Actionable, Quick Insights:
Insight to Speed: Visual dashboards enabled at-a-glance comparison of model performance against all metrics, shortening analysis time from possibly hours (parsing logs/spreadsheets) to minutes.
Accelerated Decision Making: The "Choose Winner" capability reduced the complicated, multi-metric evaluation to a simple, ranked result (#1 Claude Sonnet, #2 GPT-4o, #3 Mistral Large) in seconds, with user-specified priorities.
Objective, Customizable Model Selection:
Data-Driven Decision: Substituted for subjective selection by an objective ranking using weighted priorities (adaptable via sliders). It guaranteed the picking of Claude Sonnet to reflect exactly the predetermined weight of differing criteria (latency, sensitivity to culture, etc.), though it wasn't the lowest price or least obnoxious.
Better Alignment: Ensures the ultimate model selection directly promotes certain business objectives (e.g., user experience through low latency over lowest cost).
Real-time Monitoring and Continuous Evaluation with Observe
Beyond benchmarking experiments, Future AGI's platform also offers Observe, a powerful feature for monitoring LLM-powered applications in real-time production environments. While the benchmarking experiment focused on evaluating models in a controlled setting, Observe extends these capabilities to provide continuous insights into application performance and LLM behaviour as users interact with the live system.
Just as we defined evaluation metrics for our benchmark, these same Evals can be seamlessly integrated into the Observe feature. This means that as your customer support chatbot (or any LLM application) handles real user queries, Future AGI's platform continuously traces these interactions and applies the defined evaluations in real-time.
Benefits of Real-time Monitoring with Observe and Evals:
Performance Tracking in Production: Monitor key metrics like latency, cost, and success rates of your LLM application as it handles live traffic.
Real-time Quality Assurance: Continuously evaluate response tone, content moderation, data privacy compliance, and other critical aspects of LLM outputs in real-world scenarios.
Early Detection of Issues: Identify performance degradations, unexpected behaviour, or emerging issues (like shifts in tone or drops in compliance) as they happen, enabling proactive intervention.
Data-Driven Iteration and Improvement: Gain continuous feedback on your LLM application's performance to inform prompt engineering, model fine-tuning, and ongoing optimization efforts.
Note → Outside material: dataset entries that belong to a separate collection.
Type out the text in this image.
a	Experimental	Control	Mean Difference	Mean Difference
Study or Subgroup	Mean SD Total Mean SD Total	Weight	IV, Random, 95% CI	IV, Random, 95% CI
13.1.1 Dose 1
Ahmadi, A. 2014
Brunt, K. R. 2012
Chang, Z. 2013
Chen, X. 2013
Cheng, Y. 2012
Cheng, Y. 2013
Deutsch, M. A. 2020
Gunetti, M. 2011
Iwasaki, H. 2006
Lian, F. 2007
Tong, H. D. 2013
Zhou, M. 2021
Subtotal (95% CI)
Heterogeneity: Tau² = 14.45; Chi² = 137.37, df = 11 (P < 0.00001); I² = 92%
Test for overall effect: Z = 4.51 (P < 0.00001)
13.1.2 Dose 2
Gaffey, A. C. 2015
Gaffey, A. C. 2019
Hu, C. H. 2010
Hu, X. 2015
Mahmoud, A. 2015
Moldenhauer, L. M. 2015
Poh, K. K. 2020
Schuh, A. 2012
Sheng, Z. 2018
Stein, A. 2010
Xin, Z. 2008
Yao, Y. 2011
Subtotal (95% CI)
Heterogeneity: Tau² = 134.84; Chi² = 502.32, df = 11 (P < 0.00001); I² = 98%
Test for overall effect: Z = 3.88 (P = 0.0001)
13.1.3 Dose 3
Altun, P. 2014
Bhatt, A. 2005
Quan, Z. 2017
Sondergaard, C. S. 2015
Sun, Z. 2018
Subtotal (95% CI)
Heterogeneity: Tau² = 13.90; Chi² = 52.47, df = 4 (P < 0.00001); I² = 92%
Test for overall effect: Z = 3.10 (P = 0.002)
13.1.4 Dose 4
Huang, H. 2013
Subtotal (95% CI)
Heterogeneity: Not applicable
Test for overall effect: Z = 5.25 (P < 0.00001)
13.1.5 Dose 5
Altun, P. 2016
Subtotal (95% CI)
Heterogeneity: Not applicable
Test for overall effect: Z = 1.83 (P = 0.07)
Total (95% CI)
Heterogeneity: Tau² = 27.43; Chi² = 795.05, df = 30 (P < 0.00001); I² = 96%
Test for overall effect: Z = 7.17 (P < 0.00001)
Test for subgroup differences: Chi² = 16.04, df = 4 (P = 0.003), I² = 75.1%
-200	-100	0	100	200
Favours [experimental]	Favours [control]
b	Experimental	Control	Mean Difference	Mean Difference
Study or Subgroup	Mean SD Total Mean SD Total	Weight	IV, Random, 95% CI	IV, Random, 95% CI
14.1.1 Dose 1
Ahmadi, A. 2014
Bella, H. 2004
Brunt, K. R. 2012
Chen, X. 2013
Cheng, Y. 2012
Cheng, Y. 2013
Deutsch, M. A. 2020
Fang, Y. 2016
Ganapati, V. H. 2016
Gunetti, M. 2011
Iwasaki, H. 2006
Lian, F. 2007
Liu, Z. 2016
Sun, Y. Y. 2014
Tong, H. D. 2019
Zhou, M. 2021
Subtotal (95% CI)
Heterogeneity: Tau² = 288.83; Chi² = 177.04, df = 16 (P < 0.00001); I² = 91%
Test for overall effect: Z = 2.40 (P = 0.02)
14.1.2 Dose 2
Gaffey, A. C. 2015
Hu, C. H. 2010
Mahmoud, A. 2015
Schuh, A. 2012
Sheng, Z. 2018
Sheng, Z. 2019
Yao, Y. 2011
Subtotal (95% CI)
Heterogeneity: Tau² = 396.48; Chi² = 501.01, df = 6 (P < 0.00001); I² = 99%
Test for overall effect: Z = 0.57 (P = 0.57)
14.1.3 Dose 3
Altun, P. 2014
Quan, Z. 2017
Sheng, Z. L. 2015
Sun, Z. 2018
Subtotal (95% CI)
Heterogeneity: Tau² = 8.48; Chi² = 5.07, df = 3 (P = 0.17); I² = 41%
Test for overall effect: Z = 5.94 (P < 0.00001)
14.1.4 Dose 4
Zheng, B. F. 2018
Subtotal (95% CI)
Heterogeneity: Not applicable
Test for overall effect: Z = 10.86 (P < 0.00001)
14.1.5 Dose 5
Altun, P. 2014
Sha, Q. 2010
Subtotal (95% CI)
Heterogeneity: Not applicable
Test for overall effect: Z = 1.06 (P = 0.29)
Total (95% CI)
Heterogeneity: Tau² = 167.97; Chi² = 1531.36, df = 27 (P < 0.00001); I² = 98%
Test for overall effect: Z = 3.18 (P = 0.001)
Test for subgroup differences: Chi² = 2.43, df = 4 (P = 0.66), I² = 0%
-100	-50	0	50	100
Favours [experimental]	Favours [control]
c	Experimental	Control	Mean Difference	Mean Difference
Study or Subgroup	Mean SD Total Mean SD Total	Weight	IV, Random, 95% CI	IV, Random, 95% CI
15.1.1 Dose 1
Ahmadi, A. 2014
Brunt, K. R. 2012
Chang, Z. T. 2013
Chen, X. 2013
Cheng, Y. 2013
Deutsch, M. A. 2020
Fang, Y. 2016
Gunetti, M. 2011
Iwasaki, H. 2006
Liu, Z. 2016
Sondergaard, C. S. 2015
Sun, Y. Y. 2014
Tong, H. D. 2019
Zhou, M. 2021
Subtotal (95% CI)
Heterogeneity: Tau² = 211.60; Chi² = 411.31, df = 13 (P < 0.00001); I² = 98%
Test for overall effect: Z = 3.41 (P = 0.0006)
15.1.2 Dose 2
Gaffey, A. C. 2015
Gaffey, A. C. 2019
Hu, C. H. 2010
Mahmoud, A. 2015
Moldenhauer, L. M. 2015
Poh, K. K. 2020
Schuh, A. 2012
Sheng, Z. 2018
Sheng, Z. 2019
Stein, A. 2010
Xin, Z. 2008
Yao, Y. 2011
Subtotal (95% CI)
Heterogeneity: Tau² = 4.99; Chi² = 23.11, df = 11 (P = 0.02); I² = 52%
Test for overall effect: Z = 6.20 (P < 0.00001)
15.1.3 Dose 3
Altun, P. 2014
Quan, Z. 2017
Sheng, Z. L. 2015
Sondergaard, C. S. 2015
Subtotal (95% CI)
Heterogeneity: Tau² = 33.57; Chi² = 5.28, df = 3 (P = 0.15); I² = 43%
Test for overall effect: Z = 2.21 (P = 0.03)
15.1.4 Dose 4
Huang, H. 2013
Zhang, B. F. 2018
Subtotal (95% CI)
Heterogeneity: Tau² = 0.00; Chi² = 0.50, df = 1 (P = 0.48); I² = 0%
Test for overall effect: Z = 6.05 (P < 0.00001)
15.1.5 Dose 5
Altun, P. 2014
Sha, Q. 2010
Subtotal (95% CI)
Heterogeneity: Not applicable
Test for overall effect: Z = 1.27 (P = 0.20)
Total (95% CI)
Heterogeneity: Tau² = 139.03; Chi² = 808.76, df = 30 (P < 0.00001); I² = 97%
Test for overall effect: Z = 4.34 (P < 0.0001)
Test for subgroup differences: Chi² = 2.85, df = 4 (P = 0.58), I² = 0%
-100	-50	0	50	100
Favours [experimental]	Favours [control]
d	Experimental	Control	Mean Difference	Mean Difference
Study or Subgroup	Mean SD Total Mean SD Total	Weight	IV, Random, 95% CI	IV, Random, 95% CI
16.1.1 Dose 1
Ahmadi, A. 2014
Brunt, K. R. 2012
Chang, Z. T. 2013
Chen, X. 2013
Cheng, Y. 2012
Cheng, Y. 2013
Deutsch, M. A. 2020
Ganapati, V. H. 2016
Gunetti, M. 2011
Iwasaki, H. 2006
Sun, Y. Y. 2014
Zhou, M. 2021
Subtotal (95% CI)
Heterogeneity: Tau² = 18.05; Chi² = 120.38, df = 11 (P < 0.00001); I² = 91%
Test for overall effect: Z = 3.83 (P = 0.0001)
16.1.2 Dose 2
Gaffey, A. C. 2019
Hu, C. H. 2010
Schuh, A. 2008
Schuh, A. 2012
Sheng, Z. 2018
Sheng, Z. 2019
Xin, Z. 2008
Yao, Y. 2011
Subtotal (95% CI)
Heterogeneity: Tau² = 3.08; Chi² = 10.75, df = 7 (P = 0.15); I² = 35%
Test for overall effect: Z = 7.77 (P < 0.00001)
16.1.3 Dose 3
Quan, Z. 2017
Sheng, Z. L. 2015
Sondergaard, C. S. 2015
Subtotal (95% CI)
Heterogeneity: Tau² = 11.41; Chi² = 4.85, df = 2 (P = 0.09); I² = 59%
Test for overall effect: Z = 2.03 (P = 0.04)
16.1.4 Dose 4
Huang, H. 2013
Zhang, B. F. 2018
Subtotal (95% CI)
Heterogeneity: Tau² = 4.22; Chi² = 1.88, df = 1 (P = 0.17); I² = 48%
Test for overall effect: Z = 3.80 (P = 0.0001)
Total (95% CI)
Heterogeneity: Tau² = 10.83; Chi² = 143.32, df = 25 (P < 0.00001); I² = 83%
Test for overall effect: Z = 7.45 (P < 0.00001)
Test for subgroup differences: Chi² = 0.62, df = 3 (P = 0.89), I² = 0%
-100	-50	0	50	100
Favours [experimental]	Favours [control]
Ensuring Consistent Quality: Maintain a high standard of quality and reliability for your LLM application over time by constantly monitoring and evaluating its behaviour.

A sample of FUTURE AGI’s OBSERVE dashboard to monitor the deployed app
By leveraging Observe with integrated Evals, Future AGI provides a complete observability solution, moving beyond initial model selection to ensure the ongoing health, performance, and responsible operation of your LLM-powered customer support chatbot in a dynamic, real-world environment. This continuous feedback loop is essential for building and maintaining truly effective and trustworthy AI applications.
Conclusion
Data-Driven LLM Selection for Superior Customer Support – Claude Sonnet Emerges as the Winner
Choosing the right LLM for customer support is a critical decision that impacts customer satisfaction and operational efficiency. Future AGI's observability platform empowers businesses to move beyond subjective assessments and adopt a data-driven approach to LLM benchmarking. By providing comprehensive tracing, automated evaluations, and intuitive dashboards, culminating in the objective "Choose Winner" feature, Future AGI simplifies the process of comparing models, identifying optimal choices, and ultimately delivering superior AI-powered customer support experiences. This case study demonstrates how Future AGI transforms LLM evaluation from a complex, manual task into a streamlined, insightful, and ultimately more effective process, leading us to confidently select Claude Sonnet as the winning LLM for our customer support chatbot application.